Auch das ist nur konsequent. Damit lässt die EU diejenigen Mitgliedsstaaten wirtschaftlich profitieren, die ihre Ziele übererfüllen. Und die anderen, die die Ziele nicht erreichen, müssen sich fragen lassen, ob es nicht besser gewesen wäre, das Steuergeld in eigene Klimaschutzmaßnahmen zu investieren als an andere EU-Staaten zu überweisen.

Die wichtigste Angelegenheit, die die EU jetzt energiepolitisch vorantreiben muss, ist die Besteuerung von CO2. In Berlin wird das keiner entscheiden wollen. Das wird nur in Brüssel funktionieren. CO2-Emissionen müssen einen Preis bekommen, um klimaschädliche Technologien systematisch aus dem Markt zu drängen. Damit kann die EU auch weiterhin ein Klimaschutzmotor bleiben.

Mehr als die Hälfte von über 200 Studien zur Energie- und Klimapolitik, die die Bundesregierung seit Januar 2017 in Auftrag gegeben hat, wurde noch nicht veröffentlicht. Die Regierung will unbequeme Wahrheiten in der Schublade verschwinden lassen, glauben die Grünen. Ist das übertrieben?

Es ist unglaublich, dass man sich im Jahr 2019 noch vehement für Transparenz einsetzen muss. Die Veröffentlichung einer öffentlich bezahlten Studie sollte eigentlich eine Selbstverständlichkeit sein. Oder müssen uns am Ende wieder die Juristen helfen, das Informationsfreiheitsgesetz und das Umweltinformationsgesetz durchzusetzen?

Die Bürgerinnen und Bürger haben die Studien über ihre Steuergelder finanziert, also haben sie auch ein Recht zu erfahren, was drinsteht. Nationale Sicherheitsinteressen können hier wohl kaum für eine Geheimhaltung ins Feld geführt werden. Offenbar lassen sich Selbstverständlichkeiten wieder nur durch zeitraubende und teure Gerichtsverfahren erreichen.

Oder handelt es sich um eine indirekte Aufforderung an die Mitarbeiterinnen und Mitarbeiter der Behörden, unveröffentlichte Studien gezielt nach außen durchzustechen? So kann es ja wohl nicht gemeint sein.

In welcher Verfassung müssen die Verantwortlichen in Politik und Behörden sein, wenn sie nicht einmal eine kritische Diskussion aushalten können? Glaubt man dort wirklich, auf diese Art eine Debatte vermeiden können?

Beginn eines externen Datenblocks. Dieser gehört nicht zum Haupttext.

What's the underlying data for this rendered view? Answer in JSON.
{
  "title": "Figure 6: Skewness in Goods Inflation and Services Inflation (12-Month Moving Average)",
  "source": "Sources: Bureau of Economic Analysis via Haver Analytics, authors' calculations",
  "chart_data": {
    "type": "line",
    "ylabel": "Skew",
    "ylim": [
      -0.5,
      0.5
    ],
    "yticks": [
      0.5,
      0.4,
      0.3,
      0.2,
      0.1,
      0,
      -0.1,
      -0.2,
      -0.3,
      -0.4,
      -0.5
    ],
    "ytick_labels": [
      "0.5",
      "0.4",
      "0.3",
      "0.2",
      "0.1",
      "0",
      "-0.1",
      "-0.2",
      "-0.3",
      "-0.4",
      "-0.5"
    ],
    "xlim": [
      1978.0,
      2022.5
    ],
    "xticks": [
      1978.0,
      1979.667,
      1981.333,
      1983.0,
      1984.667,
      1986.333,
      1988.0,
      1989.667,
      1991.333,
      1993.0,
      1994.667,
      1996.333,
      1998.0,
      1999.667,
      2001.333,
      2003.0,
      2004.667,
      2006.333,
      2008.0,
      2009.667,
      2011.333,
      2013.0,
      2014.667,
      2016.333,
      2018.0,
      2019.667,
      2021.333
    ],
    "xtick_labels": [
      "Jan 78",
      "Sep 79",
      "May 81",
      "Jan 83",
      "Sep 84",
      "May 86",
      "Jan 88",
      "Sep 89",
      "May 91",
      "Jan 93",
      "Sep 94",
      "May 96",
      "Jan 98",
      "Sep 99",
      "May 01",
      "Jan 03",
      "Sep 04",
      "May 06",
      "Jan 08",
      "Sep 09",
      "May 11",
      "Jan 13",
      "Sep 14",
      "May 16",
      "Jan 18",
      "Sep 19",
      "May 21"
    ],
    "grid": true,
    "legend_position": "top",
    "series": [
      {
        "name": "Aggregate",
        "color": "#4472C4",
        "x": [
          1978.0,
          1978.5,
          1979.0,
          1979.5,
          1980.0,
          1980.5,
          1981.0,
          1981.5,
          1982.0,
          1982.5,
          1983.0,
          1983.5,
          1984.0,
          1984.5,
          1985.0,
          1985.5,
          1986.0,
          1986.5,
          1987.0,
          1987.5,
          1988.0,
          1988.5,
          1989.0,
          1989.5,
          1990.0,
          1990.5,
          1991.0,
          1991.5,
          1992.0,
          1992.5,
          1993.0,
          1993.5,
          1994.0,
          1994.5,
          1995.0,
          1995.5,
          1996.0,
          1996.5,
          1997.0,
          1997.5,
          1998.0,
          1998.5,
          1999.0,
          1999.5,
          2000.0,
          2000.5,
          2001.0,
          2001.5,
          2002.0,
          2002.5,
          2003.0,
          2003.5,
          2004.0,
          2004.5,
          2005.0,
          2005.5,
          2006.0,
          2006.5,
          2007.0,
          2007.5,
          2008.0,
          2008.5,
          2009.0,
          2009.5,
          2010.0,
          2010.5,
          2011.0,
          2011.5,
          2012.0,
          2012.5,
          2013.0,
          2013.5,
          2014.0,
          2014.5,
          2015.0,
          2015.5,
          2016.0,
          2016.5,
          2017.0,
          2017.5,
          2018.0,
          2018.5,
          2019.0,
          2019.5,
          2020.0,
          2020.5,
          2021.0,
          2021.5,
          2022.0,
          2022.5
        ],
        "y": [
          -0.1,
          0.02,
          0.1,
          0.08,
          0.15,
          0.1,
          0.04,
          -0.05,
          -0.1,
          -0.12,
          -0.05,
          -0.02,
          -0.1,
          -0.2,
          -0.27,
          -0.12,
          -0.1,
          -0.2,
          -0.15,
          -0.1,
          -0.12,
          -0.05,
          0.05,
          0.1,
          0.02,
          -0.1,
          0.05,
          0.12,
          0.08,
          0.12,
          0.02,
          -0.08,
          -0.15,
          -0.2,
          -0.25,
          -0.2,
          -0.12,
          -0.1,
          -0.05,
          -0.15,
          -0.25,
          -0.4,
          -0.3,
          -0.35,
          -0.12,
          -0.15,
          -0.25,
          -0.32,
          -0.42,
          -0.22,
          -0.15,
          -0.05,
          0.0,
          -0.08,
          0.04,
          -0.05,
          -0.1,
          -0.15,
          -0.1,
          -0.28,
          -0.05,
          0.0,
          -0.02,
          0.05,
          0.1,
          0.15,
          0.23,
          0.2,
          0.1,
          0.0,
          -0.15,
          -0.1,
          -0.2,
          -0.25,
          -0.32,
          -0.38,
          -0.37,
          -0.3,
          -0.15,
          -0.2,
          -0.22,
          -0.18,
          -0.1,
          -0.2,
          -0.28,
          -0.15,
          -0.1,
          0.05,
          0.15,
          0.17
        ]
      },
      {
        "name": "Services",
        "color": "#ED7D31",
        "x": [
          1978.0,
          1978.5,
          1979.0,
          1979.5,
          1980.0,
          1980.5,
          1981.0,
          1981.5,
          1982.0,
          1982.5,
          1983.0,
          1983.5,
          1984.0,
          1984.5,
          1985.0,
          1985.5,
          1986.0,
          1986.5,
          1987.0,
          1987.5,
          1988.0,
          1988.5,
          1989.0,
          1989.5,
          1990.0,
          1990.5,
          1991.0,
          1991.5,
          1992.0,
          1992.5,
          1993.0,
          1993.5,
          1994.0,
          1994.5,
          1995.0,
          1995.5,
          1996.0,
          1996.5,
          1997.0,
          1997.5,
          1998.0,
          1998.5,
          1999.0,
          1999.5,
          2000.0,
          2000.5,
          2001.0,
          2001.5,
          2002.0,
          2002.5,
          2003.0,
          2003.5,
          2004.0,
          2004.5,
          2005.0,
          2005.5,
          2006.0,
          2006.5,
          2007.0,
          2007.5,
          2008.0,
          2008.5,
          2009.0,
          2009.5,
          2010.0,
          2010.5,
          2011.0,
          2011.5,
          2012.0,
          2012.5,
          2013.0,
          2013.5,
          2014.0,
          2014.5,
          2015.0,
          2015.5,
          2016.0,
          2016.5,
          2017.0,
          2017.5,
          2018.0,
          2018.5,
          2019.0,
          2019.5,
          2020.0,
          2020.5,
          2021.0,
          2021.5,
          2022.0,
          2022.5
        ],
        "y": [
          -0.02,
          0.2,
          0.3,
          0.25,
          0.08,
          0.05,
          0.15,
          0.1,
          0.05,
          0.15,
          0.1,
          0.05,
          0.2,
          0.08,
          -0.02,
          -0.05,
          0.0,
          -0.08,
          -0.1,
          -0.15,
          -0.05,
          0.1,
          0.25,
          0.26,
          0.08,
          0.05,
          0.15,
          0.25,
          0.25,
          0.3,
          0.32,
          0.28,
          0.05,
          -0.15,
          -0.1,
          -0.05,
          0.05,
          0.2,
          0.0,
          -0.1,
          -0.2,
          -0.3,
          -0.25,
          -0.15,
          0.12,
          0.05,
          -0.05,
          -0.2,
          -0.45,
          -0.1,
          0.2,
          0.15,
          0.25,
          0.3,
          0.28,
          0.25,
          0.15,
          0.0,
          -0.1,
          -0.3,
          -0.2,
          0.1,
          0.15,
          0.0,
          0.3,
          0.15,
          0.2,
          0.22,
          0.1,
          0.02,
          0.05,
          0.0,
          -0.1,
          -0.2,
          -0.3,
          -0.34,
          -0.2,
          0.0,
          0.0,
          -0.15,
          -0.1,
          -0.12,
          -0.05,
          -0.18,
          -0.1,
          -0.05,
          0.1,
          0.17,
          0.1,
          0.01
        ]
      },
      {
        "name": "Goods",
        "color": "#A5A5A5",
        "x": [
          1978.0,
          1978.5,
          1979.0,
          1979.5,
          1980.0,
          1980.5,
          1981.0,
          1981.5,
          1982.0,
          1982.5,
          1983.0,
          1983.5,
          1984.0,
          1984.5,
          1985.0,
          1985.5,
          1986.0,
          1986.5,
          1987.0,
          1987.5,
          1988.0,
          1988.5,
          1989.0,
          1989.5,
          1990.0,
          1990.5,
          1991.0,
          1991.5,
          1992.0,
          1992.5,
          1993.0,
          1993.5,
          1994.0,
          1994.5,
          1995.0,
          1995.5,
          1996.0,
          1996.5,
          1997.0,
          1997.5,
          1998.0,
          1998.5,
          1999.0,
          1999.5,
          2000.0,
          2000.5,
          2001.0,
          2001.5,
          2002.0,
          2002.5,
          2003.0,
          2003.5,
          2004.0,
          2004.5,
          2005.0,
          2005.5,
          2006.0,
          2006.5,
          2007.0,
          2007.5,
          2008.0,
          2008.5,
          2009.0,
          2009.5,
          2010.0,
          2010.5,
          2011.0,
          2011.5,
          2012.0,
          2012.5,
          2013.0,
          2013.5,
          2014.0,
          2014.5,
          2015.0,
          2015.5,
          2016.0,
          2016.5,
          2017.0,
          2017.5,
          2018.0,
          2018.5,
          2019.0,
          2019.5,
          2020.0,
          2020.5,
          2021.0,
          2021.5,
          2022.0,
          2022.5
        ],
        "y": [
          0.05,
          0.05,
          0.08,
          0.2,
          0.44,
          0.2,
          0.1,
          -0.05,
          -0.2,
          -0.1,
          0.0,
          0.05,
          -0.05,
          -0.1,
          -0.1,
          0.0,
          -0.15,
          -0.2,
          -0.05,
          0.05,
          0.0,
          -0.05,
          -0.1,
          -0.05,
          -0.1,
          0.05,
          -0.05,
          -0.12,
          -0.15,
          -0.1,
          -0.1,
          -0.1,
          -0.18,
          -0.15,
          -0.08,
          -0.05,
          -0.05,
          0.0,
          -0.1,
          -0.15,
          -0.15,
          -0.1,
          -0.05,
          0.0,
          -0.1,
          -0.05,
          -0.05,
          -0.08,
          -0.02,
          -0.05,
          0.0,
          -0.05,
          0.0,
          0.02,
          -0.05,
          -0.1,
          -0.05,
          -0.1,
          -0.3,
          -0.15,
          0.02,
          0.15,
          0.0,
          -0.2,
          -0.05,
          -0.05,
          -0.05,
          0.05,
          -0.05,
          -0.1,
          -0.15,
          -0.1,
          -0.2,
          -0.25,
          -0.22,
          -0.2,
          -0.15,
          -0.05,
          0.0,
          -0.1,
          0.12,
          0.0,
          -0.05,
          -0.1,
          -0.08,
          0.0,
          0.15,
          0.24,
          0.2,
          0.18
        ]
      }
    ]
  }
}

Und was war Ihre Überraschung der Woche?

Lichtblick hat in dieser Woche in Berlin eine Studie des Hamburg-Instituts vorgestellt, die Maßnahmen vorschlägt, wie die stetig steigende Nachfrage nach grünem Strom zu einem echten Treiber der Energiewende werden kann. Angebot und Nachfrage müssten dazu besser miteinander verzahnt werden. Das ist für uns nicht unbedingt überraschend – die Überraschung könnte es geben, wenn die Politik das zügig aufgreift.

Neben einem CO2-Preis sollen nach den Ideen der Studienautoren auch neue EEG-geförderte Anlagen Herkunftsnachweise erhalten, die es ermöglichen, Strom aus neuen Wind- und Solarparks direkt zu Kunden zu liefern. Bisher ist das in Deutschland nicht möglich – im Gegensatz zu entsprechenden Regelungen im europäischen Ausland. Zudem soll die Bilanzierung vereinheitlicht werden, damit die CO2-Freiheit in der Energiebilanz der Kunden auch sauber und einheitlich ausgewiesen werden kann.

Wirtschaftsstaatssekretär Andreas Feicht hat in seiner Rede auf der gleichen Veranstaltung in Berlin von Kärrnerarbeit gesprochen, die zur Durchsetzung der Energiewende nötig sei. Die in der Studie "Ökostrom 2025" vorgeschlagenen Maßnahmen sind Bausteine dieser Kärrnerarbeit. Nur wenn die Rädchen sauber ineinandergreifen, wird die steigende Nachfrage der Kunden nach CO2-freiem Strom den Ausbau der Erneuerbaren beschleunigen können.